Известно, что туринцы, пересаженные на миланскую почву, не приживаются или приживаются плохо. Осенью тысяча девятьсот сорок второго года мы, семеро туринских друзей, юношей и девушек, по разным причинам перебрались в Милан, который война сделала мало гостеприимным городом. Наши родители (у кого из нас они еще были) из-за бомбардировок эвакуировались в сельские районы, а мы оказались здесь и жили общими интересами. Эудже был архитектор, он хотел восстанавливать Милан; по его мнению, лучшим урбанистом был Фридрих Барбаросса. Сильвио имел диплом доктора права, но писал трактат по философии на крошечных листочках веленевой бумаги и служил в транспортной конторе. Этторе работал инженером у Оливетти. Лина занималась любовью с Эудже и еще, совсем немного, картинной галереей. Ванда была, как и я, химик, но не могла устроиться на работу, из-за чего, будучи феминисткой, сердилась на всех мужчин. Ада приходилась мне кузиной, она работала в издательстве «Корбаччо»; Сильвио называл ее «дважды доктор» из-за того, что у нее было два диплома, а Эудже – «кузимо» (кузина Примо), на что она слегка обижалась. Я после замужества Джулии остался один со своими кроликами и, чувствуя себя не то вдовцом, не то сиротой, мечтал написать сагу об атоме углерода, чтобы донести до людей известную только химикам возвышенную поэзию фотосинтеза с участием хлорофилла. В конце концов я ее написал, только гораздо позже; она завершает эту книгу.

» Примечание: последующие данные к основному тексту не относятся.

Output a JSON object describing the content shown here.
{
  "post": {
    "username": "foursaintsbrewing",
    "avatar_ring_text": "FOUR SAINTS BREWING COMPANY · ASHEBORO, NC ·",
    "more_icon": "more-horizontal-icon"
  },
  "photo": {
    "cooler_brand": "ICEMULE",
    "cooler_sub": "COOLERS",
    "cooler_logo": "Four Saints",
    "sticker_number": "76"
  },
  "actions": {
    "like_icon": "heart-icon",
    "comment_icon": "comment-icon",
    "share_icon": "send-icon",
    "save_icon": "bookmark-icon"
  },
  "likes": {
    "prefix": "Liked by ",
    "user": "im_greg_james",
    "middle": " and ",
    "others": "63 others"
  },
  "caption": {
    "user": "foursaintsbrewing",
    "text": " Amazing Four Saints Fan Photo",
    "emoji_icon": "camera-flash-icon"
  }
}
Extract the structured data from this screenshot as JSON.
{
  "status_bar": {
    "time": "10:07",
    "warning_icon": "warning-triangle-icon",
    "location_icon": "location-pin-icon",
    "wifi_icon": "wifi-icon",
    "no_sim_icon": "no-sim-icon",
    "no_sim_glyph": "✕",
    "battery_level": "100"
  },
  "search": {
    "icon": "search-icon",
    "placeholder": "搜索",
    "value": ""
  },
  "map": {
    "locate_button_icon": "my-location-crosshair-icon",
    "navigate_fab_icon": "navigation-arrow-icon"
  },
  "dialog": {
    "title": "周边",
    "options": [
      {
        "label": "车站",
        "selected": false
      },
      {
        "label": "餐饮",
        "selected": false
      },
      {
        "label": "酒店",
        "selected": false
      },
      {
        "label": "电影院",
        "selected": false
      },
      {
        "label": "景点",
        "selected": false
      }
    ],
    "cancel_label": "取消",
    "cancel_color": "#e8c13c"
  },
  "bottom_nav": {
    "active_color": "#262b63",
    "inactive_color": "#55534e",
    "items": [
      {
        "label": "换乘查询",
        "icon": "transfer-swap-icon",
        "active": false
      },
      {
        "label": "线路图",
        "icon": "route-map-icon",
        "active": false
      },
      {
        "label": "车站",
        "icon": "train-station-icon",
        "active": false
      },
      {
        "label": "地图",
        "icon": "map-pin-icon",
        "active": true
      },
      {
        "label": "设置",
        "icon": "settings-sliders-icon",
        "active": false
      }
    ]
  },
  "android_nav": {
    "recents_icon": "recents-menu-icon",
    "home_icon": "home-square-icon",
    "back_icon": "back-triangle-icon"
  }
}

Если не ошибаюсь, все писали стихи. Все, кроме Этторе, который говорил, что инженеру писать стихи неприлично. Нас не смущало, что в то время, когда мир охвачен огнем, мы сочиняем лирические стихи в сумеречной манере, причем не слишком хорошие. Хотя мы и причисляли себя к противникам фашизма, фашизм манипулировал нами, как большинством итальянцев, обособляя нас от мира, оглупляя, превращая в пассивных циников.
Холод в домах из-за отсутствия угля и голодный карточный паек мы переносили с невеселым юмором и безоговорочно одобряли ночные налеты англичан: ведь наши далекие союзники не стремятся истребить именно нас своими жестокими бомбардировками, они демонстрируют силу, так что пусть себе бомбят. Мы размышляли так же, как размышляли тогда все итальянцы в униженной фашизмом Италии: немцы и японцы непобедимы, впрочем, американцы тоже; кровь будет литься рекой нескончаемо, но далеко отсюда, война продлится лет двадцать, а то и тридцать. О том, что она еще идет, узнавать мы сможем только из подтасованных сводок или из формальных извещений, которые будут приходить в семьи моих сверстников: такой-то, мол, и такой-то, «выполняя свой долг, геройски погиб…». Бои на ливийском берегу, в украинских степях… никогда эта пляска смерти не закончится.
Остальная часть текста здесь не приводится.